A Contract for Sale is one of the most important documents in the process of selling your home. The Contract for Sale outlines the terms and conditions set between the purchaser and the seller. Before you or any agent markets your property, a ‘Contract for Sale’ must be made available to any prospective buyers. Not having a Contact for Sale is an offence under NSW law and can result in heavy fines.

What is included within a Contract for Sale?

Each Contract for Sale must state the following:

  • 1. The names of the vendor and purchaser;

  • 2. The property’s address;

  • 3. The property’s sale price;

  • 4. The date of the property’s settlement;

  • 5. The amount of deposit that must be paid;

  • 6. Any personal property that the vendor include within the sale;

  • 7. Financing information and additional building inspections; and

  • 8. Whether the property will be subject to a lease or available as a vacant possession.

2014 edition of Contract for Sale

On 17 November 2014 the Real Estate Institute of NSW and the Law Society of NSW issued the 2014 edition of the Contract for Sale. Contracts for Sale using the previous 2005 edition remain acceptable, although usage of the old edition is becoming less common.

sale of land contract

What is included within a Contract for Sale?

It is imperative that the seller include certain information about the property within the Contract for Sale.

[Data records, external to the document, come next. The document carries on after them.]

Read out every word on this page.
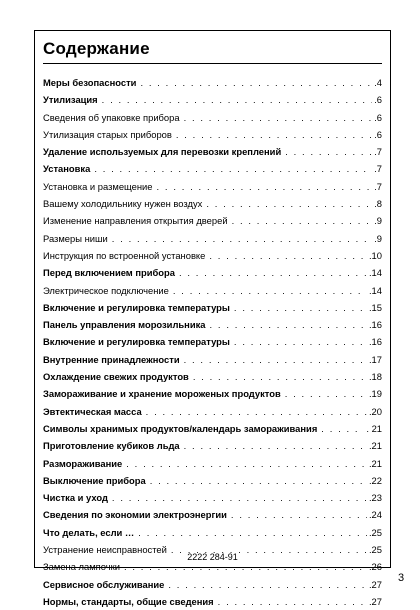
Содержание
Меры безопасности . . .	.4
Утилизация . . .	.6
Сведения об упаковке прибора . . .	.6
Утилизация старых приборов . . .	.6
Удаление используемых для перевозки креплений . . .	.7
Установка . . .	.7
Установка и размещение . . .	.7
Вашему холодильнику нужен воздух . . .	.8
Изменение направления открытия дверей . . .	.9
Размеры ниши . . .	.9
Инструкция по встроенной установке . . .	.10
Перед включением прибора . . .	.14
Электрическое подключение . . .	.14
Включение и регулировка температуры . . .	.15
Панель управления морозильника . . .	.16
Включение и регулировка температуры . . .	.16
Внутренние принадлежности . . .	.17
Охлаждение свежих продуктов . . .	.18
Замораживание и хранение мороженых продуктов . . .	.19
Эвтектическая масса . . .	.20
Символы хранимых продуктов/календарь замораживания . . .	. 21
Приготовление кубиков льда . . .	.21
Размораживание . . .	.21
Выключение прибора . . .	.22
Чистка и уход . . .	.23
Сведения по экономии электроэнергии . . .	.24
Что делать, если … . . .	.25
Устранение неисправностей . . .	.25
Замена лампочки . . .	.26
Сервисное обслуживание . . .	.27
Нормы, стандарты, общие сведения . . .	.27
2222 284-91
3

This is known as “Vendor Disclosure Requirements”.

Common inclusions with contract for sale

Common documents which are often included within a Contract of Sale are:

  • 1. Drainage Diagram - this outlines the area of the property’s sewer lines

  • 2. Certificate of Title
  • -showing and confirming that you own the property

  • 3. Zoning Certificate (Section 149 Certificate) - a document which council issue to outline the zoning of the property, planning controls and other property issues such as land contamination


Exchanging the Contract for Sale

The first steps of exchange are that each party understand the contract thoroughly and clearly. The purchaser will generally sign the contact first, followed by the vendor. Note: the buyer or seller are not legally bound until signed copies of the contract have been exchanged. The buyer will often be given the benefit of a cooling-off period, which is usually five working days (this can be extended). A cooling off period allows the buyer to withdraw from the sale with limited penalty.
Note: There is no cooling-off period for the seller.